Showing posts with label Doris Troy. Show all posts
Showing posts with label Doris Troy. Show all posts

Saturday, May 18, 2019

MAME Playlist, May 2019, Week 2: Dreaming Big, Dreaming Weird

The fields I till....
Another week, another grab-bag of musical artists, another playlist: welcome to the second MAME May 2019 newsletter/playlist. Virtually nothing connects this week’s bands/artists beyond the fact they’re most of what I listened to over the past week (or so). I hope to start with themes one of these days – e.g., finding my favorite song by Journey – but I’ll work on finding a rhythm on posting.

Now, moving on to this week’s featured artists, and going by loose chronological order.

One Hit No More: Doris Troy, A Helluva Lot More than “Just One Look”
“When I recorded that song in a little basement studio in New York, I asked God to keep that song alive forever. And you know, he answers prayers.”

Doris Elaine Higginsen, later Doris Troy, wasn’t the first young woman raised in gospel to stealthily slip into the “wicked world” of R&B. Somehow she convinced her parents to let her work as an “usherette” at the Apollo Theater, where James Brown (! yes, the funkiest, most-sampled man alive) discovered her. She started writing songs for other artists as Doris Payne (Dee Clark’s “How About That” was her first - $100!), but she co-wrote “Just One Look,” the song that made her famous, with Gregory Carroll. But she made her career one step removed from the spotlight.

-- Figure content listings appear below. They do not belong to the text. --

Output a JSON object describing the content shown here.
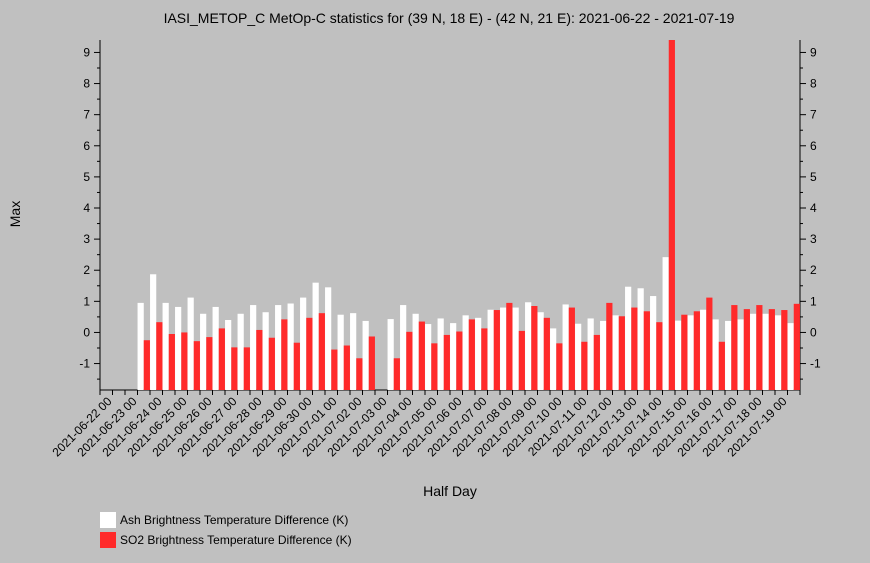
{
  "chart_data": {
    "type": "bar",
    "title": "IASI_METOP_C MetOp-C statistics for (39 N, 18 E) - (42 N, 21 E): 2021-06-22 - 2021-07-19",
    "xlabel": "Half Day",
    "ylabel": "Max",
    "ylim": [
      -1.85,
      9.4
    ],
    "yticks": [
      "-1",
      "0",
      "1",
      "2",
      "3",
      "4",
      "5",
      "6",
      "7",
      "8",
      "9"
    ],
    "grid": false,
    "legend_position": "bottom-left",
    "categories": [
      "2021-06-22 00",
      "2021-06-22 12",
      "2021-06-23 00",
      "2021-06-23 12",
      "2021-06-24 00",
      "2021-06-24 12",
      "2021-06-25 00",
      "2021-06-25 12",
      "2021-06-26 00",
      "2021-06-26 12",
      "2021-06-27 00",
      "2021-06-27 12",
      "2021-06-28 00",
      "2021-06-28 12",
      "2021-06-29 00",
      "2021-06-29 12",
      "2021-06-30 00",
      "2021-06-30 12",
      "2021-07-01 00",
      "2021-07-01 12",
      "2021-07-02 00",
      "2021-07-02 12",
      "2021-07-03 00",
      "2021-07-03 12",
      "2021-07-04 00",
      "2021-07-04 12",
      "2021-07-05 00",
      "2021-07-05 12",
      "2021-07-06 00",
      "2021-07-06 12",
      "2021-07-07 00",
      "2021-07-07 12",
      "2021-07-08 00",
      "2021-07-08 12",
      "2021-07-09 00",
      "2021-07-09 12",
      "2021-07-10 00",
      "2021-07-10 12",
      "2021-07-11 00",
      "2021-07-11 12",
      "2021-07-12 00",
      "2021-07-12 12",
      "2021-07-13 00",
      "2021-07-13 12",
      "2021-07-14 00",
      "2021-07-14 12",
      "2021-07-15 00",
      "2021-07-15 12",
      "2021-07-16 00",
      "2021-07-16 12",
      "2021-07-17 00",
      "2021-07-17 12",
      "2021-07-18 00",
      "2021-07-18 12",
      "2021-07-19 00",
      "2021-07-19 12"
    ],
    "xtick_labels": [
      "2021-06-22 00",
      "2021-06-23 00",
      "2021-06-24 00",
      "2021-06-25 00",
      "2021-06-26 00",
      "2021-06-27 00",
      "2021-06-28 00",
      "2021-06-29 00",
      "2021-06-30 00",
      "2021-07-01 00",
      "2021-07-02 00",
      "2021-07-03 00",
      "2021-07-04 00",
      "2021-07-05 00",
      "2021-07-06 00",
      "2021-07-07 00",
      "2021-07-08 00",
      "2021-07-09 00",
      "2021-07-10 00",
      "2021-07-11 00",
      "2021-07-12 00",
      "2021-07-13 00",
      "2021-07-14 00",
      "2021-07-15 00",
      "2021-07-16 00",
      "2021-07-17 00",
      "2021-07-18 00",
      "2021-07-19 00"
    ],
    "series": [
      {
        "name": "Ash Brightness Temperature Difference (K)",
        "color": "#ffffff",
        "values": [
          null,
          null,
          null,
          0.95,
          1.87,
          0.95,
          0.82,
          1.12,
          0.6,
          0.82,
          0.4,
          0.6,
          0.88,
          0.65,
          0.88,
          0.93,
          1.12,
          1.6,
          1.45,
          0.57,
          0.62,
          0.37,
          null,
          0.43,
          0.88,
          0.6,
          0.27,
          0.45,
          0.3,
          0.55,
          0.47,
          0.73,
          0.8,
          0.8,
          0.97,
          0.65,
          0.13,
          0.9,
          0.28,
          0.45,
          0.37,
          0.55,
          1.47,
          1.42,
          1.17,
          2.42,
          0.38,
          0.55,
          0.73,
          0.42,
          0.37,
          0.42,
          0.6,
          0.6,
          0.55,
          0.3
        ]
      },
      {
        "name": "SO2 Brightness Temperature Difference (K)",
        "color": "#ff2a2a",
        "values": [
          null,
          null,
          null,
          -0.25,
          0.33,
          -0.05,
          0.0,
          -0.28,
          -0.15,
          0.13,
          -0.48,
          -0.48,
          0.08,
          -0.17,
          0.42,
          -0.33,
          0.47,
          0.62,
          -0.55,
          -0.42,
          -0.83,
          -0.13,
          null,
          -0.83,
          0.02,
          0.35,
          -0.35,
          -0.08,
          0.03,
          0.42,
          0.13,
          0.72,
          0.95,
          0.05,
          0.85,
          0.47,
          -0.35,
          0.8,
          -0.3,
          -0.08,
          0.95,
          0.52,
          0.8,
          0.68,
          0.33,
          9.4,
          0.57,
          0.68,
          1.12,
          -0.3,
          0.88,
          0.75,
          0.88,
          0.75,
          0.72,
          0.92
        ]
      }
    ]
  }
}
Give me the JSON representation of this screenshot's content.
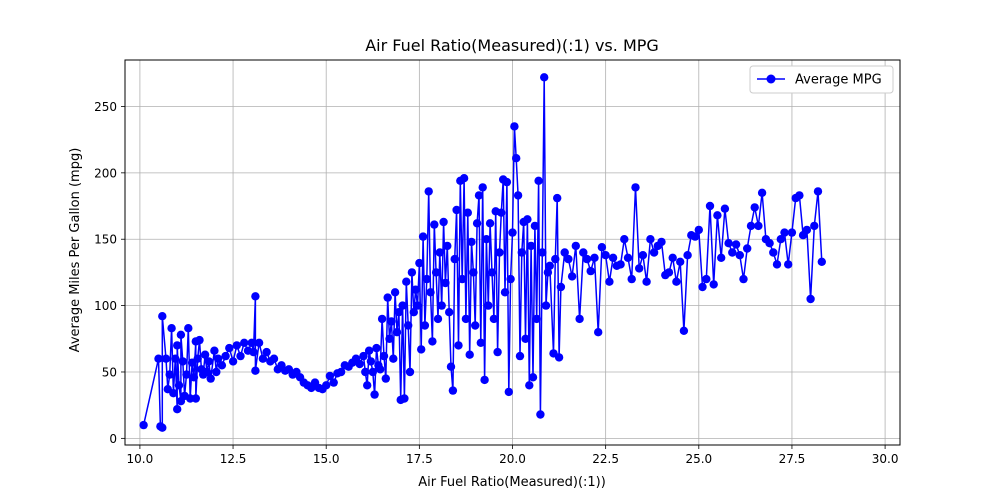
{
  "chart_data": {
    "type": "line",
    "title": "Air Fuel Ratio(Measured)(:1) vs. MPG",
    "xlabel": "Air Fuel Ratio(Measured)(:1))",
    "ylabel": "Average Miles Per Gallon (mpg)",
    "xlim": [
      9.6,
      30.4
    ],
    "ylim": [
      -5,
      285
    ],
    "xticks": [
      {
        "value": 10.0,
        "label": "10.0"
      },
      {
        "value": 12.5,
        "label": "12.5"
      },
      {
        "value": 15.0,
        "label": "15.0"
      },
      {
        "value": 17.5,
        "label": "17.5"
      },
      {
        "value": 20.0,
        "label": "20.0"
      },
      {
        "value": 22.5,
        "label": "22.5"
      },
      {
        "value": 25.0,
        "label": "25.0"
      },
      {
        "value": 27.5,
        "label": "27.5"
      },
      {
        "value": 30.0,
        "label": "30.0"
      }
    ],
    "yticks": [
      {
        "value": 0,
        "label": "0"
      },
      {
        "value": 50,
        "label": "50"
      },
      {
        "value": 100,
        "label": "100"
      },
      {
        "value": 150,
        "label": "150"
      },
      {
        "value": 200,
        "label": "200"
      },
      {
        "value": 250,
        "label": "250"
      }
    ],
    "grid": true,
    "legend_position": "top-right",
    "series": [
      {
        "name": "Average MPG",
        "color": "#0000ff",
        "marker": "circle",
        "points": [
          [
            10.1,
            10
          ],
          [
            10.5,
            60
          ],
          [
            10.55,
            9
          ],
          [
            10.6,
            8
          ],
          [
            10.6,
            92
          ],
          [
            10.7,
            60
          ],
          [
            10.75,
            37
          ],
          [
            10.8,
            48
          ],
          [
            10.85,
            83
          ],
          [
            10.9,
            34
          ],
          [
            10.95,
            60
          ],
          [
            11.0,
            22
          ],
          [
            11.0,
            70
          ],
          [
            11.05,
            40
          ],
          [
            11.1,
            28
          ],
          [
            11.1,
            78
          ],
          [
            11.15,
            58
          ],
          [
            11.2,
            32
          ],
          [
            11.25,
            48
          ],
          [
            11.3,
            83
          ],
          [
            11.35,
            30
          ],
          [
            11.4,
            57
          ],
          [
            11.45,
            46
          ],
          [
            11.5,
            73
          ],
          [
            11.5,
            30
          ],
          [
            11.55,
            60
          ],
          [
            11.6,
            74
          ],
          [
            11.65,
            52
          ],
          [
            11.7,
            48
          ],
          [
            11.75,
            63
          ],
          [
            11.8,
            50
          ],
          [
            11.85,
            58
          ],
          [
            11.9,
            45
          ],
          [
            12.0,
            66
          ],
          [
            12.05,
            50
          ],
          [
            12.1,
            60
          ],
          [
            12.2,
            55
          ],
          [
            12.3,
            62
          ],
          [
            12.4,
            68
          ],
          [
            12.5,
            58
          ],
          [
            12.6,
            70
          ],
          [
            12.7,
            62
          ],
          [
            12.8,
            72
          ],
          [
            12.9,
            66
          ],
          [
            13.0,
            72
          ],
          [
            13.05,
            65
          ],
          [
            13.1,
            107
          ],
          [
            13.1,
            51
          ],
          [
            13.2,
            72
          ],
          [
            13.3,
            60
          ],
          [
            13.4,
            65
          ],
          [
            13.5,
            58
          ],
          [
            13.6,
            60
          ],
          [
            13.7,
            52
          ],
          [
            13.8,
            55
          ],
          [
            13.9,
            51
          ],
          [
            14.0,
            52
          ],
          [
            14.1,
            48
          ],
          [
            14.2,
            50
          ],
          [
            14.3,
            46
          ],
          [
            14.4,
            42
          ],
          [
            14.5,
            40
          ],
          [
            14.6,
            38
          ],
          [
            14.7,
            42
          ],
          [
            14.8,
            38
          ],
          [
            14.9,
            37
          ],
          [
            15.0,
            40
          ],
          [
            15.1,
            47
          ],
          [
            15.2,
            42
          ],
          [
            15.3,
            49
          ],
          [
            15.4,
            50
          ],
          [
            15.5,
            55
          ],
          [
            15.6,
            54
          ],
          [
            15.7,
            57
          ],
          [
            15.8,
            60
          ],
          [
            15.9,
            56
          ],
          [
            16.0,
            62
          ],
          [
            16.05,
            50
          ],
          [
            16.1,
            40
          ],
          [
            16.15,
            66
          ],
          [
            16.2,
            58
          ],
          [
            16.25,
            50
          ],
          [
            16.3,
            33
          ],
          [
            16.35,
            68
          ],
          [
            16.4,
            55
          ],
          [
            16.45,
            52
          ],
          [
            16.5,
            90
          ],
          [
            16.55,
            62
          ],
          [
            16.6,
            45
          ],
          [
            16.65,
            106
          ],
          [
            16.7,
            75
          ],
          [
            16.75,
            88
          ],
          [
            16.8,
            60
          ],
          [
            16.85,
            110
          ],
          [
            16.9,
            80
          ],
          [
            16.95,
            95
          ],
          [
            17.0,
            29
          ],
          [
            17.05,
            100
          ],
          [
            17.1,
            30
          ],
          [
            17.15,
            118
          ],
          [
            17.2,
            85
          ],
          [
            17.25,
            50
          ],
          [
            17.3,
            125
          ],
          [
            17.35,
            95
          ],
          [
            17.4,
            112
          ],
          [
            17.45,
            100
          ],
          [
            17.5,
            132
          ],
          [
            17.55,
            67
          ],
          [
            17.6,
            152
          ],
          [
            17.65,
            85
          ],
          [
            17.7,
            120
          ],
          [
            17.75,
            186
          ],
          [
            17.8,
            110
          ],
          [
            17.85,
            73
          ],
          [
            17.9,
            161
          ],
          [
            17.95,
            125
          ],
          [
            18.0,
            90
          ],
          [
            18.05,
            140
          ],
          [
            18.1,
            100
          ],
          [
            18.15,
            163
          ],
          [
            18.2,
            117
          ],
          [
            18.25,
            145
          ],
          [
            18.3,
            95
          ],
          [
            18.35,
            54
          ],
          [
            18.4,
            36
          ],
          [
            18.45,
            135
          ],
          [
            18.5,
            172
          ],
          [
            18.55,
            70
          ],
          [
            18.6,
            194
          ],
          [
            18.65,
            120
          ],
          [
            18.7,
            196
          ],
          [
            18.75,
            90
          ],
          [
            18.8,
            170
          ],
          [
            18.85,
            63
          ],
          [
            18.9,
            148
          ],
          [
            18.95,
            125
          ],
          [
            19.0,
            85
          ],
          [
            19.05,
            162
          ],
          [
            19.1,
            183
          ],
          [
            19.15,
            72
          ],
          [
            19.2,
            189
          ],
          [
            19.25,
            44
          ],
          [
            19.3,
            150
          ],
          [
            19.35,
            100
          ],
          [
            19.4,
            162
          ],
          [
            19.45,
            125
          ],
          [
            19.5,
            90
          ],
          [
            19.55,
            171
          ],
          [
            19.6,
            65
          ],
          [
            19.65,
            140
          ],
          [
            19.7,
            170
          ],
          [
            19.75,
            195
          ],
          [
            19.8,
            110
          ],
          [
            19.85,
            193
          ],
          [
            19.9,
            35
          ],
          [
            19.95,
            120
          ],
          [
            20.0,
            155
          ],
          [
            20.05,
            235
          ],
          [
            20.1,
            211
          ],
          [
            20.15,
            183
          ],
          [
            20.2,
            62
          ],
          [
            20.25,
            140
          ],
          [
            20.3,
            163
          ],
          [
            20.35,
            75
          ],
          [
            20.4,
            165
          ],
          [
            20.45,
            40
          ],
          [
            20.5,
            145
          ],
          [
            20.55,
            46
          ],
          [
            20.6,
            160
          ],
          [
            20.65,
            90
          ],
          [
            20.7,
            194
          ],
          [
            20.75,
            18
          ],
          [
            20.8,
            140
          ],
          [
            20.85,
            272
          ],
          [
            20.9,
            100
          ],
          [
            20.95,
            125
          ],
          [
            21.0,
            130
          ],
          [
            21.1,
            64
          ],
          [
            21.15,
            135
          ],
          [
            21.2,
            181
          ],
          [
            21.25,
            61
          ],
          [
            21.3,
            114
          ],
          [
            21.4,
            140
          ],
          [
            21.5,
            135
          ],
          [
            21.6,
            122
          ],
          [
            21.7,
            145
          ],
          [
            21.8,
            90
          ],
          [
            21.9,
            140
          ],
          [
            22.0,
            135
          ],
          [
            22.1,
            126
          ],
          [
            22.2,
            136
          ],
          [
            22.3,
            80
          ],
          [
            22.4,
            144
          ],
          [
            22.5,
            138
          ],
          [
            22.6,
            118
          ],
          [
            22.7,
            136
          ],
          [
            22.8,
            130
          ],
          [
            22.9,
            131
          ],
          [
            23.0,
            150
          ],
          [
            23.1,
            136
          ],
          [
            23.2,
            120
          ],
          [
            23.3,
            189
          ],
          [
            23.4,
            128
          ],
          [
            23.5,
            138
          ],
          [
            23.6,
            118
          ],
          [
            23.7,
            150
          ],
          [
            23.8,
            140
          ],
          [
            23.9,
            145
          ],
          [
            24.0,
            148
          ],
          [
            24.1,
            123
          ],
          [
            24.2,
            125
          ],
          [
            24.3,
            136
          ],
          [
            24.4,
            118
          ],
          [
            24.5,
            133
          ],
          [
            24.6,
            81
          ],
          [
            24.7,
            138
          ],
          [
            24.8,
            153
          ],
          [
            24.9,
            152
          ],
          [
            25.0,
            157
          ],
          [
            25.1,
            114
          ],
          [
            25.2,
            120
          ],
          [
            25.3,
            175
          ],
          [
            25.4,
            116
          ],
          [
            25.5,
            168
          ],
          [
            25.6,
            136
          ],
          [
            25.7,
            173
          ],
          [
            25.8,
            147
          ],
          [
            25.9,
            140
          ],
          [
            26.0,
            146
          ],
          [
            26.1,
            138
          ],
          [
            26.2,
            120
          ],
          [
            26.3,
            143
          ],
          [
            26.4,
            160
          ],
          [
            26.5,
            174
          ],
          [
            26.6,
            160
          ],
          [
            26.7,
            185
          ],
          [
            26.8,
            150
          ],
          [
            26.9,
            147
          ],
          [
            27.0,
            140
          ],
          [
            27.1,
            131
          ],
          [
            27.2,
            150
          ],
          [
            27.3,
            155
          ],
          [
            27.4,
            131
          ],
          [
            27.5,
            155
          ],
          [
            27.6,
            181
          ],
          [
            27.7,
            183
          ],
          [
            27.8,
            153
          ],
          [
            27.9,
            157
          ],
          [
            28.0,
            105
          ],
          [
            28.1,
            160
          ],
          [
            28.2,
            186
          ],
          [
            28.3,
            133
          ]
        ]
      }
    ]
  }
}
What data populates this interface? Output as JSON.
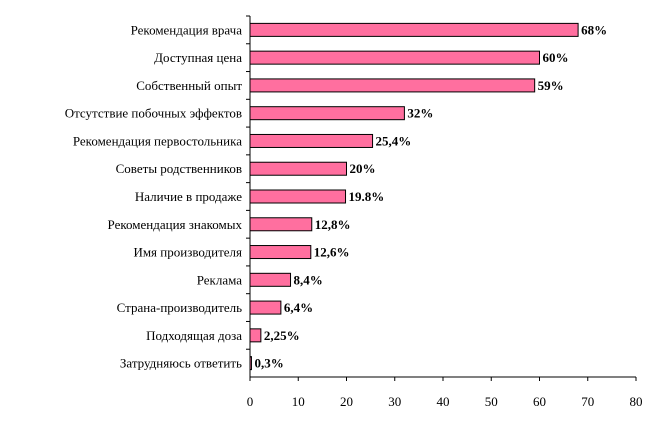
{
  "chart_data": {
    "type": "bar",
    "orientation": "horizontal",
    "categories": [
      "Рекомендация врача",
      "Доступная цена",
      "Собственный опыт",
      "Отсутствие побочных эффектов",
      "Рекомендация первостольника",
      "Советы родственников",
      "Наличие в продаже",
      "Рекомендация знакомых",
      "Имя производителя",
      "Реклама",
      "Страна-производитель",
      "Подходящая доза",
      "Затрудняюсь ответить"
    ],
    "values": [
      68,
      60,
      59,
      32,
      25.4,
      20,
      19.8,
      12.8,
      12.6,
      8.4,
      6.4,
      2.25,
      0.3
    ],
    "value_labels": [
      "68%",
      "60%",
      "59%",
      "32%",
      "25,4%",
      "20%",
      "19.8%",
      "12,8%",
      "12,6%",
      "8,4%",
      "6,4%",
      "2,25%",
      "0,3%"
    ],
    "xlim": [
      0,
      80
    ],
    "xticks": [
      0,
      10,
      20,
      30,
      40,
      50,
      60,
      70,
      80
    ],
    "title": "",
    "xlabel": "",
    "ylabel": "",
    "bar_color": "#ff6f9f",
    "grid": false,
    "legend": "none"
  }
}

Her one hit was her last turn in the spotlight. As noted in the obituary ran by The Guardian after her death in 2004 (which makes sense; you’ll see), Troy figured out early on that she could earn steadier pay as a back-up singer/arranger for “more established artists” – a term that, in reality, translates to enormously fucking famous. The woman who would transform into “Mama Soul” left her fingerprints on some of the most famous music of the late 60s/early 70s: The Rolling Stones (“You Can’t Always Get What You Want”), Pink Floyd (all of Dark Side of the Moon, apparently), Dusty Springfield, Carly Simon (“You’re So Vain”). Her connection to The Beatles’ George Harrison would give her a final shot at fame.

Friday, May 10, 2019

MAME Playlist, May 2019, Week 1: A Multi-Genre Mellow Collection

Thanks for the detour, y'all!
After a bit of a (creative/organizational) hangover from the last post/playlist, I struggled for a few (too many) days of getting this next playlist going. While spinning my wheels, a tweet from NME fed me to an article about “10 great-but-forgotten-indie-tracks” out of England in the 1990s, which, full disclosure, I pillaged for ideas, but didn’t read (and I still don’t know who Steve Lamacq is, but I hope to one day). The idea of building the playlist around that lasted only until a few of the artists celebrated in the article didn’t come up on Spotify (which, sadly, is too much like not finding them at all), and there went one concept.

The investigation wasn’t a total loss. I liked what I heard by Salad (and kept a pair of songs,“Cut and Cover” and “Poor Peach” – and I like both, but the second song better) and another mellower act called Drugstore; with them, I even took to the song Lamacq suggested (“Solitary Party Groover”) and lifted it onto the playlist. The actual story I’m telling started when I started looking for Daisy Chainsaw. First, and ironically, their song, “Love Your Money,” was the only one of the 10 that rang a bell. Second, I spotted the name “Daisy the Great” on my way in and, because there was something about that name, I listened to “Dips” and “Record Player Song.”

I went back to Daisy Chainsaw after that, listened to a couple more songs I forgot after listening to them…and then I went straight back to Daisy the Great, and that’s how they became the first featured artist of this May 2019, Week 1’s playlist.

Daisy the Great, Mamas, Papas, and Indie Pop
“We love harmony and storytelling, so we play with different layering and vibes until it fits the story of the song best.”

If you did the reverse-recipe trick with Daisy the Great’s music, the odds feel pretty good that you’d arrive somewhere around that production process. If you listen to their brand-spanking new release, I’m Not Getting Any Taller, it becomes clear in just a song or two that Mina Walker and Kelley Nicole Dugan, the creative centers of the band, build their sound around, for lack of a better word, dead-pan harmonies (are those harmonies in a minor key? is that how it works?). That doesn’t, however, do justice to the music that rises from that foundation. It’s not stuff to rock the socks off, but, as they used to say over and over again on American Bandstand (apparently), “it’s got a good beat and I can dance to it.”